Dr. Wahls shortly thereafter came forward with science that says eating a paleo diet, including the following “recipe” for daily vegetable intake can vastly improve your MS:  3 cups of cruciferous and dark greens, 3 cups intensely coloured: 1 cup red vegetables / fruit, 1 cup blue black vegetables / fruits, 1 cup yellow/orange vegetable / fruits, and 3 cups others including: 1 cup mushrooms / onion family (for organic sulphur), and seaweed for iodine and trace minerals. (source)

Many of my Facebook friends gave her formula a try, and while it hasn’t hurt any of them, I have yet to hear about any significant improvements.

Now, Dr. Jelinek says that we should be eating only eating only vegetables, fruits, nuts, legumes, seeds, pulses and grains (so most pastas, rice, wheat, oats, corn, barley, etc), fish and all other seafood, & egg whites. This means those of us with MS should avoid:

  • Meat, including processed meat, salami, sausages, canned meat
  • Eggs except for egg whites
  • Dairy products; that is, avoid milk, cream, butter, ice cream and cheeses. Low fat milk or yogurt is not acceptable. Cow’s milk and dairy products are best avoided altogether as the protein is likely to be as much of a problem as the saturated fat, given recent evidence. Soy products or rice or oat milk are good substitutes.
  • Any biscuits, pastries, cakes, muffins, doughnuts or shortening, unless fat-free
  • Snacks like chips, corn chips, party foods
  • Margarine, shortening, lard, chocolate, coconut and palm oil.
  • Fried and deep fried foods except those fried without oil or with just a dash of olive oil. It is important not to heat oils if possible.
  • Most fast foods (burgers, fried chicken, etc.)
  • Other fats and oils

Then there’s the MS Recovery Diet. It’s based on the idea that there are five common trigger foods that can set off the symptoms of MS–dairy, grains containing gluten, legumes, eggs and yeast.  This would seem to be mostly in line with both Dr. Wahls’ advice and the paleo diet.

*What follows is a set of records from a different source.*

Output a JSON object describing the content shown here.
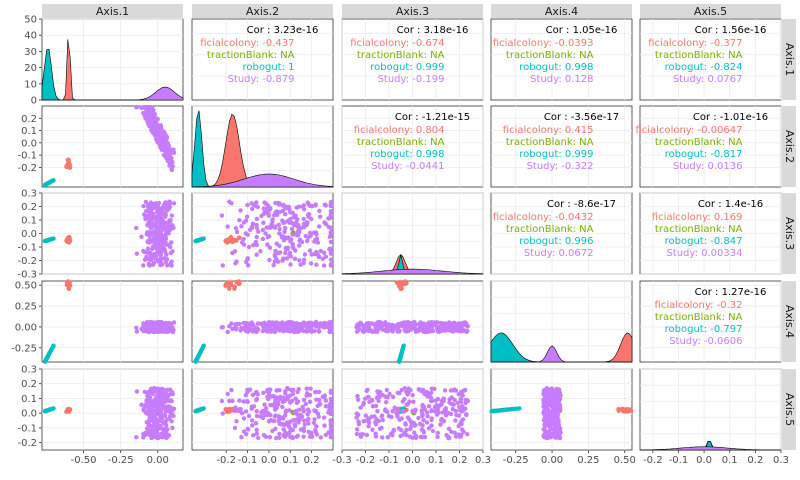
{
  "chart_data": {
    "type": "scatter",
    "title": "",
    "variables": [
      "Axis.1",
      "Axis.2",
      "Axis.3",
      "Axis.4",
      "Axis.5"
    ],
    "groups": [
      {
        "name": "ficialcolony",
        "color": "#f8766d"
      },
      {
        "name": "tractionBlank",
        "color": "#7cae00"
      },
      {
        "name": "robogut",
        "color": "#00bfc4"
      },
      {
        "name": "Study",
        "color": "#c77cff"
      }
    ],
    "axes": {
      "Axis.1": {
        "range": [
          -0.78,
          0.17
        ],
        "ticks": [
          -0.5,
          -0.25,
          0.0
        ],
        "tick_labels": [
          "-0.50",
          "-0.25",
          "0.00"
        ]
      },
      "Axis.2": {
        "range": [
          -0.36,
          0.3
        ],
        "ticks": [
          -0.2,
          -0.1,
          0.0,
          0.1,
          0.2
        ],
        "tick_labels": [
          "-0.2",
          "-0.1",
          "0.0",
          "0.1",
          "0.2"
        ]
      },
      "Axis.3": {
        "range": [
          -0.3,
          0.3
        ],
        "ticks": [
          -0.3,
          -0.2,
          -0.1,
          0.0,
          0.1,
          0.2,
          0.3
        ],
        "tick_labels": [
          "-0.3",
          "-0.2",
          "-0.1",
          "0.0",
          "0.1",
          "0.2",
          "0.3"
        ]
      },
      "Axis.4": {
        "range": [
          -0.42,
          0.55
        ],
        "ticks": [
          -0.25,
          0.0,
          0.25,
          0.5
        ],
        "tick_labels": [
          "-0.25",
          "0.00",
          "0.25",
          "0.50"
        ]
      },
      "Axis.5": {
        "range": [
          -0.25,
          0.3
        ],
        "ticks": [
          -0.2,
          -0.1,
          0.0,
          0.1,
          0.2,
          0.3
        ],
        "tick_labels": [
          "-0.2",
          "-0.1",
          "0.0",
          "0.1",
          "0.2",
          "0.3"
        ]
      }
    },
    "density_ylim": [
      0,
      50
    ],
    "density_yticks": [
      0,
      10,
      20,
      30,
      40,
      50
    ],
    "correlations": [
      {
        "row": 1,
        "col": 2,
        "overall": "Cor : 3.23e-16",
        "by_group": [
          "ficialcolony: -0.437",
          "tractionBlank: NA",
          "robogut: 1",
          "Study: -0.879"
        ]
      },
      {
        "row": 1,
        "col": 3,
        "overall": "Cor : 3.18e-16",
        "by_group": [
          "ficialcolony: -0.674",
          "tractionBlank: NA",
          "robogut: 0.999",
          "Study: -0.199"
        ]
      },
      {
        "row": 1,
        "col": 4,
        "overall": "Cor : 1.05e-16",
        "by_group": [
          "ficialcolony: -0.0393",
          "tractionBlank: NA",
          "robogut: 0.998",
          "Study: 0.128"
        ]
      },
      {
        "row": 1,
        "col": 5,
        "overall": "Cor : 1.56e-16",
        "by_group": [
          "ficialcolony: -0.377",
          "tractionBlank: NA",
          "robogut: -0.824",
          "Study: 0.0767"
        ]
      },
      {
        "row": 2,
        "col": 3,
        "overall": "Cor : -1.21e-15",
        "by_group": [
          "ficialcolony: 0.804",
          "tractionBlank: NA",
          "robogut: 0.998",
          "Study: -0.0441"
        ]
      },
      {
        "row": 2,
        "col": 4,
        "overall": "Cor : -3.56e-17",
        "by_group": [
          "ficialcolony: 0.415",
          "tractionBlank: NA",
          "robogut: 0.999",
          "Study: -0.322"
        ]
      },
      {
        "row": 2,
        "col": 5,
        "overall": "Cor : -1.01e-16",
        "by_group": [
          "ficialcolony: -0.00647",
          "tractionBlank: NA",
          "robogut: -0.817",
          "Study: 0.0136"
        ]
      },
      {
        "row": 3,
        "col": 4,
        "overall": "Cor : -8.6e-17",
        "by_group": [
          "ficialcolony: -0.0432",
          "tractionBlank: NA",
          "robogut: 0.996",
          "Study: 0.0672"
        ]
      },
      {
        "row": 3,
        "col": 5,
        "overall": "Cor : 1.4e-16",
        "by_group": [
          "ficialcolony: 0.169",
          "tractionBlank: NA",
          "robogut: -0.847",
          "Study: 0.00334"
        ]
      },
      {
        "row": 4,
        "col": 5,
        "overall": "Cor : 1.27e-16",
        "by_group": [
          "ficialcolony: -0.32",
          "tractionBlank: NA",
          "robogut: -0.797",
          "Study: -0.0606"
        ]
      }
    ],
    "group_centers": [
      {
        "group": "ficialcolony",
        "values": [
          -0.6,
          -0.17,
          -0.05,
          0.52,
          0.02
        ]
      },
      {
        "group": "tractionBlank",
        "values": [
          0.0,
          0.11,
          0.0,
          0.0,
          0.0
        ]
      },
      {
        "group": "robogut",
        "values": [
          -0.74,
          -0.33,
          -0.05,
          -0.35,
          0.02
        ]
      },
      {
        "group": "Study",
        "values": [
          0.05,
          0.0,
          0.0,
          0.0,
          0.0
        ]
      }
    ],
    "group_spread": [
      {
        "group": "ficialcolony",
        "values": [
          0.006,
          0.02,
          0.012,
          0.03,
          0.006
        ]
      },
      {
        "group": "tractionBlank",
        "values": [
          0.005,
          0.005,
          0.005,
          0.005,
          0.005
        ]
      },
      {
        "group": "robogut",
        "values": [
          0.015,
          0.01,
          0.005,
          0.05,
          0.005
        ]
      },
      {
        "group": "Study",
        "values": [
          0.07,
          0.13,
          0.14,
          0.035,
          0.1
        ]
      }
    ],
    "grid": true,
    "legend": "none"
  }
}
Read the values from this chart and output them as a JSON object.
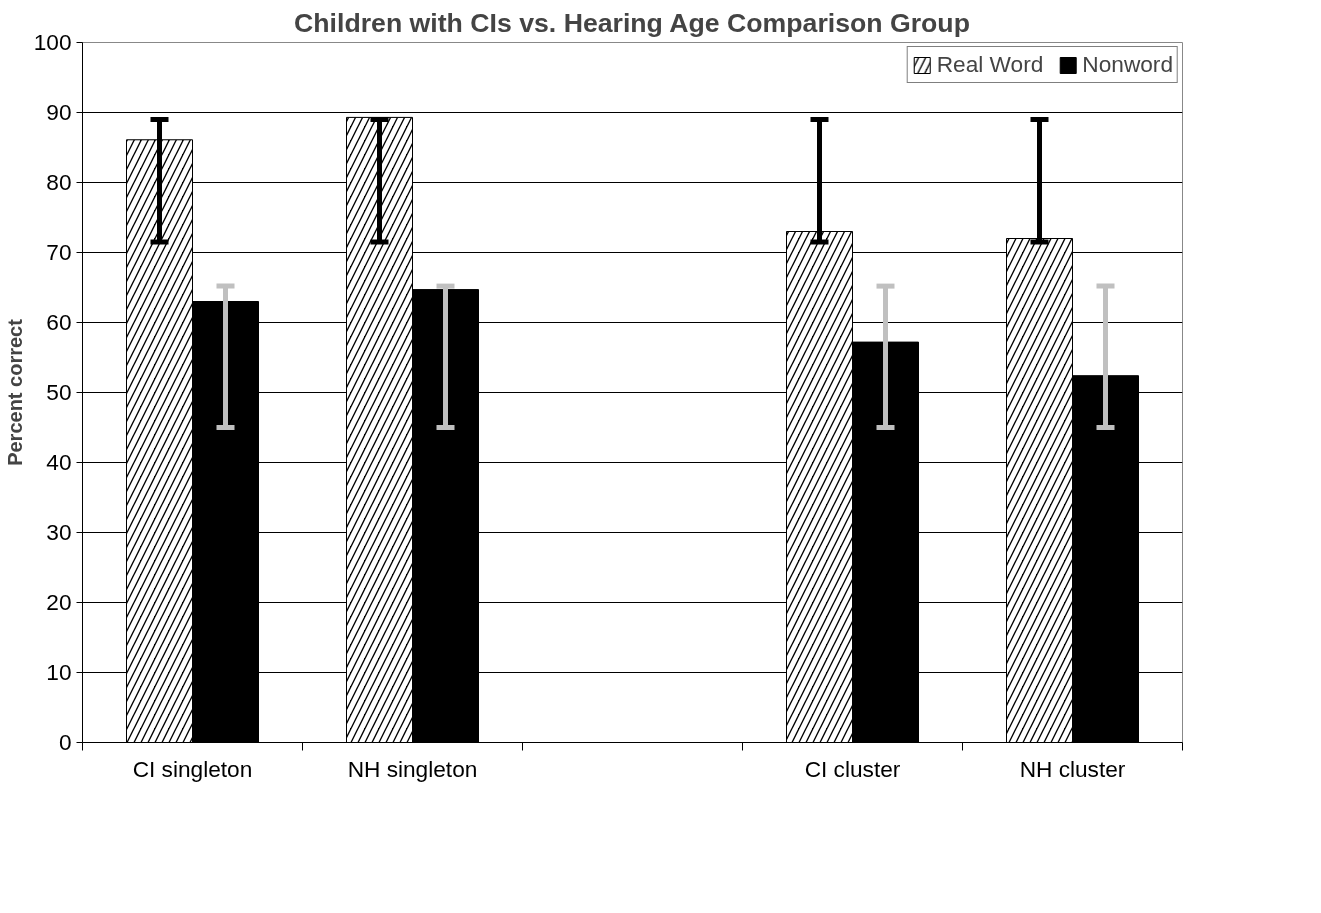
{
  "chart_data": {
    "type": "bar",
    "title": "Children with CIs vs. Hearing Age Comparison Group",
    "ylabel": "Percent correct",
    "categories": [
      "CI singleton",
      "NH singleton",
      null,
      "CI cluster",
      "NH cluster"
    ],
    "series": [
      {
        "name": "Real Word",
        "color": "#000000",
        "values": [
          86.1,
          89.3,
          null,
          73,
          72
        ],
        "errors": [
          [
            71.5,
            89
          ],
          [
            71.5,
            89
          ],
          null,
          [
            71.5,
            89
          ],
          [
            71.5,
            89
          ]
        ]
      },
      {
        "name": "Nonword",
        "color": "#000000",
        "values": [
          63,
          64.7,
          null,
          57.2,
          52.4
        ],
        "errors": [
          [
            45,
            65.2
          ],
          [
            45,
            65.2
          ],
          null,
          [
            45,
            65.2
          ],
          [
            45,
            65.2
          ]
        ]
      }
    ],
    "ylim": [
      0,
      100
    ],
    "yticks": [
      0,
      10,
      20,
      30,
      40,
      50,
      60,
      70,
      80,
      90,
      100
    ],
    "grid": "y",
    "legend": "top right"
  }
}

Lastly, there’s the MS Diet for Women which was designed by an MS sufferer who has, as I have, gone through all the science on diets and MS and decided to smash them all together for the best result.  This diet has you avoid dairy/cow’s milk products, gluten and wheat, saturated fats (meaning red meat), heated fats (in any form), caffeine, refined foods (with high sugar levels), legumes, chicken and eggs, and citrus fruit. What are you allowed to eat?  Fruit (but not citrus!), all vegetables, non-glutenous grains, oily fish, nuts and seeds. That’s it. It’s like the paleo diet on crack.

It’s no wonder, when confronted with this many contradictory diets, that I am stymied as to the correct plan of action. This, of course, keeps me from doing anything but limiting calorie, fat, and sugar intake, which is exactly what both of my current neurologists say is all I should be doing.

I’ll let you know if anything changes.